Seven-micrometer longitudinal paraffin sections of rat and monkey
optic nerve heads were collected onto Superfrost Plus slides (Fisher
Scientific; Pittsburgh, PA) before immunolabeling by the
streptavidin-biotin peroxidase technique of Lutty et al.
40 The affinity-purified rabbit polyclonal antibodies were directed
against BDNF and against the neurotrophin receptors TrkB, TrkA, and
TrkC (Santa Cruz Biotechnology, Santa Cruz, CA). For the colabeling of
TrkB and GFAP, an affinity-purified goat polyclonal antibody directed
against TrkB was used (Santa Cruz Biotechnology). The antibody
recognizing human BDNF was raised against a peptide corresponding to
amino acids 128 to 147. Both the rabbit and goat polyclonal TrkB
antibodies were directed against an amino acid sequence 794 to 808,
located within the intracellular portion of the full-length murine
gp145
TrkB receptor molecule. The TrkA antibody was raised
against a peptide that corresponds to amino acids 763 to 777, adjacent
to the carboxyl-terminus of the precursor form of the porcine
gp140
Trk receptor molecule, and the TrkC antibody was
directed against a peptide corresponding to amino acids 798 to 812 of
the precursor form of porcine TrkC, gp140
TrkC. TrkB, TrkA,
and TrkC antibodies were noncrossreactive with one another, as
determined by the supplier with immunoprecipitation. Western blot
analysis confirmed the presence of bands at the appropriate molecular
weight (data not shown). Primary antibodies were applied at 0.5 to 1.0μ
g/ml. Negative controls included nonimmune serum of the same species
as the primary antibody at the same protein concentration, primary
antibody preincubated with fivefold excess control peptide, and
incubation buffer alone. Labeled sections were mounted in glycerol
jelly and viewed by Nomarski optics (Zeiss Axioskop; Carl Zeiss Inc.,
Thornwood, NY).
In addition, a series of rat and monkey optic nerve head sections were
colabeled with goat anti-TrkB and a rabbit polyclonal antibody directed
against bovine GFAP (Dako Corporation, Carpinteria, CA) to ascertain if
TrkB label was localized in astrocytes. For this experiment, goat
anti-TrkB was followed by donkey anti-goat biotinylated secondary
antibody (Santa Cruz Biotechnology) and Cy3-labeled streptavidin
(Jackson ImmunoResearch Laboratories, West Grove, PA), respectively.

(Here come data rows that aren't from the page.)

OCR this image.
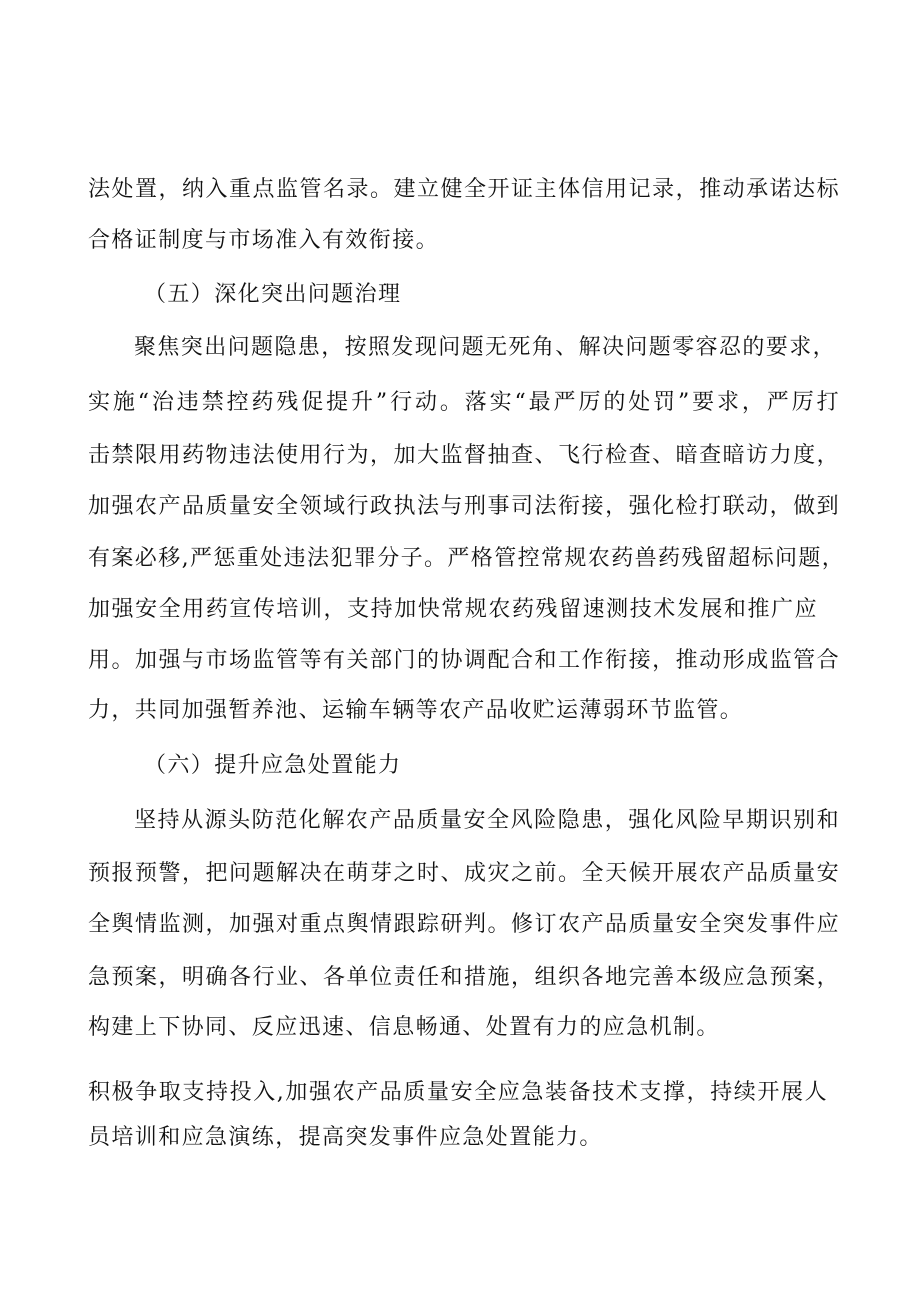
法处置，纳入重点监管名录。建立健全开证主体信用记录，推动承诺达标
合格证制度与市场准入有效衔接。
（五）深化突出问题治理
聚焦突出问题隐患，按照发现问题无死角、解决问题零容忍的要求，
实施“治违禁控药残促提升”行动。落实“最严厉的处罚”要求，严厉打
击禁限用药物违法使用行为，加大监督抽查、飞行检查、暗查暗访力度，
加强农产品质量安全领域行政执法与刑事司法衔接，强化检打联动，做到
有案必移,严惩重处违法犯罪分子。严格管控常规农药兽药残留超标问题，
加强安全用药宣传培训，支持加快常规农药残留速测技术发展和推广应
用。加强与市场监管等有关部门的协调配合和工作衔接，推动形成监管合
力，共同加强暂养池、运输车辆等农产品收贮运薄弱环节监管。
（六）提升应急处置能力
坚持从源头防范化解农产品质量安全风险隐患，强化风险早期识别和
预报预警，把问题解决在萌芽之时、成灾之前。全天候开展农产品质量安
全舆情监测，加强对重点舆情跟踪研判。修订农产品质量安全突发事件应
急预案，明确各行业、各单位责任和措施，组织各地完善本级应急预案，
构建上下协同、反应迅速、信息畅通、处置有力的应急机制。
积极争取支持投入,加强农产品质量安全应急装备技术支撑，持续开展人
员培训和应急演练，提高突发事件应急处置能力。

After reblocking in normal serum, rabbit anti-GFAP was applied followed
by fluorescein isothiocyanate (FITC)-labeled goat anti-rabbit secondary
antibody (Santa Cruz Biotechnology). Sections were mounted in
Vectashield mounting media (Vector Laboratories, Burlingame, CA) and
viewed on a confocal microscope (Zeiss LSM 410; Carl Zeiss Inc.).
Images of Cy3-TrkB label were collected using a helium-neon laser at
543-nm excitation, with a 570-nm longpass filter, whereas images of
FITC-GFAP were collected using a krypton-argon laser at excitation 488
nm, with a band pass of 505 to 580 nm. Cy3-TrkB images were
pseudocolored red and FITC-GFAP green before their superimposition.
Because retinas from the monkey nerve heads had been removed for other
studies, additional retinal samples from archival control monkey eyes
were labeled with goat anti-trkB as described above. Epifluorescent
images of the Cy3-TrkB label were collected with the Zeiss Axioskop
using a rhodamine filter (Carl Zeiss Inc.).